The gist of the appeal of sitting with the full listen of this album for extended hours lies in engaging technical pieces which build immersion through repetition, unexpected modulation and areas of rest which craft atmosphere first and contrast second. Baring Teeth‘s work has never been impenetrable but at least challenging enough to engage an overactive processor with surprising modulation, in this case there is enough of a dynamic stretch accomplished within the ~41 minutes of ‘The Path Narrows‘ that the experience remains repeatable for its many points of interest and unique craft of riff and rhythm.

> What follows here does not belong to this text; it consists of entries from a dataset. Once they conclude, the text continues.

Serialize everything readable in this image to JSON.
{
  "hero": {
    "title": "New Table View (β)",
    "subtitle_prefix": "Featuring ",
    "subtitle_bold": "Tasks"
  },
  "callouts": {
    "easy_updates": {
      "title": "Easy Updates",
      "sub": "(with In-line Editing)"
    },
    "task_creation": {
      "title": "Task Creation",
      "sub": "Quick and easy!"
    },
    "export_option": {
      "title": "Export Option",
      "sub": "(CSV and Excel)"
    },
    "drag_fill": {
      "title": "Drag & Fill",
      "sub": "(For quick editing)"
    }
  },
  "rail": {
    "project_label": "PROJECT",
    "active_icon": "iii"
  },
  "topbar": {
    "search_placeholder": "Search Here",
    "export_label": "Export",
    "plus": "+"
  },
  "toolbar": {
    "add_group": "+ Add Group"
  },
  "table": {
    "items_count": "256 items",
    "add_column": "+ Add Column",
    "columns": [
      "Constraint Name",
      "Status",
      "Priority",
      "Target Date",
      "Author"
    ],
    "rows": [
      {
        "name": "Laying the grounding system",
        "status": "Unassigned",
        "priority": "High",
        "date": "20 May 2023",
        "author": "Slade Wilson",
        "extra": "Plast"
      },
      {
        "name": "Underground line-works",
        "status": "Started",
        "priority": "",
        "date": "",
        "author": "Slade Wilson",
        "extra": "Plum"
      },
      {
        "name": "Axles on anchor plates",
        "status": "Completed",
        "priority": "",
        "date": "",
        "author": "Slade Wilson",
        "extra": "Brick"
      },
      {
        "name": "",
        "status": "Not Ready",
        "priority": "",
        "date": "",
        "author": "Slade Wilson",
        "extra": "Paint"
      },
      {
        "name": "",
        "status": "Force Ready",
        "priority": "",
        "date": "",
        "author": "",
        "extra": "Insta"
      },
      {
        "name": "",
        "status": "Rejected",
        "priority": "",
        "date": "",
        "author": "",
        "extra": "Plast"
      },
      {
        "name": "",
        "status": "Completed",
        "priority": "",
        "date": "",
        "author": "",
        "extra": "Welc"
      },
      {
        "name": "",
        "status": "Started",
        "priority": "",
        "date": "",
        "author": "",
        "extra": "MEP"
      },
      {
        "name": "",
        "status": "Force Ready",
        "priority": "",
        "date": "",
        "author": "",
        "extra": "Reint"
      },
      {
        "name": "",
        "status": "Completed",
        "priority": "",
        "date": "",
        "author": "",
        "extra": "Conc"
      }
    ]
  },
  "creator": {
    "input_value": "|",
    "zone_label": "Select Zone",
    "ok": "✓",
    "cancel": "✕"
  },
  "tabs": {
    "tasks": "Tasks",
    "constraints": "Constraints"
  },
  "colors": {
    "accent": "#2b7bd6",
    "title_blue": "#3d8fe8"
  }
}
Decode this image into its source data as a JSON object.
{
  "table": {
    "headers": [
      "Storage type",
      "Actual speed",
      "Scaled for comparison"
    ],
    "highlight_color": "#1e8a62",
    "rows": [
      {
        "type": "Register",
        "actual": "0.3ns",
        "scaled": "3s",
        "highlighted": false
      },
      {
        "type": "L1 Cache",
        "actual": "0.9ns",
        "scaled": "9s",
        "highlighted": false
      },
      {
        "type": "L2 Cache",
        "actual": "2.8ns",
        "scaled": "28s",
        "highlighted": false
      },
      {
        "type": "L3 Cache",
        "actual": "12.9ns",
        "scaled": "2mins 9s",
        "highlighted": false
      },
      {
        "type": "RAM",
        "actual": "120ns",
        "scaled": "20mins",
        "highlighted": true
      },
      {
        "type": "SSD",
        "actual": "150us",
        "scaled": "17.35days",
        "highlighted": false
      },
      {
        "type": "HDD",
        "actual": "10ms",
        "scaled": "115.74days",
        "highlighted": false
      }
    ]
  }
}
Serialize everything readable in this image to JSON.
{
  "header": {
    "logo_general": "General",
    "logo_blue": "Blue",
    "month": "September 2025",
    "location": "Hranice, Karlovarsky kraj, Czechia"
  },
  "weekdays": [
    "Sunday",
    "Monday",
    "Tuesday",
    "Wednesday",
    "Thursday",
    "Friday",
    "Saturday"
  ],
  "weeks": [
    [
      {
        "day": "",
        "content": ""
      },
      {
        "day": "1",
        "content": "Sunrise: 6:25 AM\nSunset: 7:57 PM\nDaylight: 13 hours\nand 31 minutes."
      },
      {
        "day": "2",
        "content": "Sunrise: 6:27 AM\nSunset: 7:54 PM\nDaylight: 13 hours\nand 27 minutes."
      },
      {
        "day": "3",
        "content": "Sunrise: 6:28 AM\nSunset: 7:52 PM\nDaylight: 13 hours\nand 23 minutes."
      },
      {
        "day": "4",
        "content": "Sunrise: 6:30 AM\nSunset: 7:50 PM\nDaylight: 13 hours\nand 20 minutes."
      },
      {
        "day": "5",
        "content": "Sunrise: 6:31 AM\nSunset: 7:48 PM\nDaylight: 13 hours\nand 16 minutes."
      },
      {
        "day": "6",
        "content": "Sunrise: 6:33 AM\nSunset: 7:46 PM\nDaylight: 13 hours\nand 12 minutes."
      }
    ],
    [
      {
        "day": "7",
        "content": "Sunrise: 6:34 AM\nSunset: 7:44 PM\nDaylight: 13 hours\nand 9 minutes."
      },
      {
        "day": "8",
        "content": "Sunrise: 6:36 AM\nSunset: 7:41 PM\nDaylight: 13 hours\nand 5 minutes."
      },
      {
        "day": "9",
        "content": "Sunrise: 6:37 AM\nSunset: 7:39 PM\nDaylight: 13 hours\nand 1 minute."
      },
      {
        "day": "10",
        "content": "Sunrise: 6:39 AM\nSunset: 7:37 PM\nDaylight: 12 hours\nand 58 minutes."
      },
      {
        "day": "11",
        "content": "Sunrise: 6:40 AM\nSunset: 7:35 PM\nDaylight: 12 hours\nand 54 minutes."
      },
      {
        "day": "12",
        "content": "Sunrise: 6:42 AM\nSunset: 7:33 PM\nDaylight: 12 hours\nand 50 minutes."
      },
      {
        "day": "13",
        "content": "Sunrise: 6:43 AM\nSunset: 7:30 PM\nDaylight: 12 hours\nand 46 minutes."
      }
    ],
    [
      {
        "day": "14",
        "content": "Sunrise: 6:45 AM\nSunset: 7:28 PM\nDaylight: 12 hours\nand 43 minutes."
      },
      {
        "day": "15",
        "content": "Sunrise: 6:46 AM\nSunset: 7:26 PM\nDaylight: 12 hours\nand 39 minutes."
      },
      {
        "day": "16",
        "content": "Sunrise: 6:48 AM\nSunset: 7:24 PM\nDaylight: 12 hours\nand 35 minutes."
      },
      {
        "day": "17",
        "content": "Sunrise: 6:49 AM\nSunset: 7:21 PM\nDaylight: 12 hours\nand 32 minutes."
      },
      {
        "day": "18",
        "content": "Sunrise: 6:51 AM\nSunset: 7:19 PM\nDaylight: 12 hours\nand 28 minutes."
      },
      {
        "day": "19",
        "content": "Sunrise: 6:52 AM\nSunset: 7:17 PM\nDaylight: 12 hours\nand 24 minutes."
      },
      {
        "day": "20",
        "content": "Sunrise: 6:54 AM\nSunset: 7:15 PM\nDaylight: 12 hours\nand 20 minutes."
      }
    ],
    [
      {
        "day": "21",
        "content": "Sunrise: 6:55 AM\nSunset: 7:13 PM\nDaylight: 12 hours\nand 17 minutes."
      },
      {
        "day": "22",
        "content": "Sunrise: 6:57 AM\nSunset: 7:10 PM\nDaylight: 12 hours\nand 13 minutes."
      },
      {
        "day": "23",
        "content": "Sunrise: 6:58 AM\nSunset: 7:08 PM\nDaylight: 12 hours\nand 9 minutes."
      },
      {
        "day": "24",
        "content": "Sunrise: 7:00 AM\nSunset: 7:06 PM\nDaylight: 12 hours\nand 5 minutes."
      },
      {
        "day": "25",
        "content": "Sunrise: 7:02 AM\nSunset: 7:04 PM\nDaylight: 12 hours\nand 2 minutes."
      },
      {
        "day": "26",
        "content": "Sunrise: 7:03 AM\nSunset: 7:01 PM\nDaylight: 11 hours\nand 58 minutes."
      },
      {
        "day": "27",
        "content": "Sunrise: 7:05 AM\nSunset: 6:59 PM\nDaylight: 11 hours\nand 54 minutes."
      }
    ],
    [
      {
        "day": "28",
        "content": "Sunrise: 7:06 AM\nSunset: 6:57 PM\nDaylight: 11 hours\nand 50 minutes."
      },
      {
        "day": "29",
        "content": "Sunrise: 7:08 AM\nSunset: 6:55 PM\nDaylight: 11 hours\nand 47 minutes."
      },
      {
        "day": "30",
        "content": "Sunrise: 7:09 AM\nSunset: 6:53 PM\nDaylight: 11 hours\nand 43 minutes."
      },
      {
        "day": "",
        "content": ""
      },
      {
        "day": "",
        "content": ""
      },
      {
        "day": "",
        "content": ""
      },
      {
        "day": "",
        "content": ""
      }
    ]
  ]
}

To be fair their discography has never faltered in generating this exact balance of extremes, improving in the maze-like abandon of their drift within each record, but instead the main boon felt here on album number four comes in the technical details of composition, exploring different techniques and the render of the album which has reached a new high point of readable yet stylized grit which suits the band well. As a longtime fan this record felt like a natural upgrade per their usual four year cycle, an experience which reinforces the style of death metal they’ve been creating at an above-average standard for ages now, although the nature of that style doesn’t aim for truly memorable (or “catchy”) pieces the indoctrinated and/or well studied folk of the niche will find it high value in every case. A high recommendation.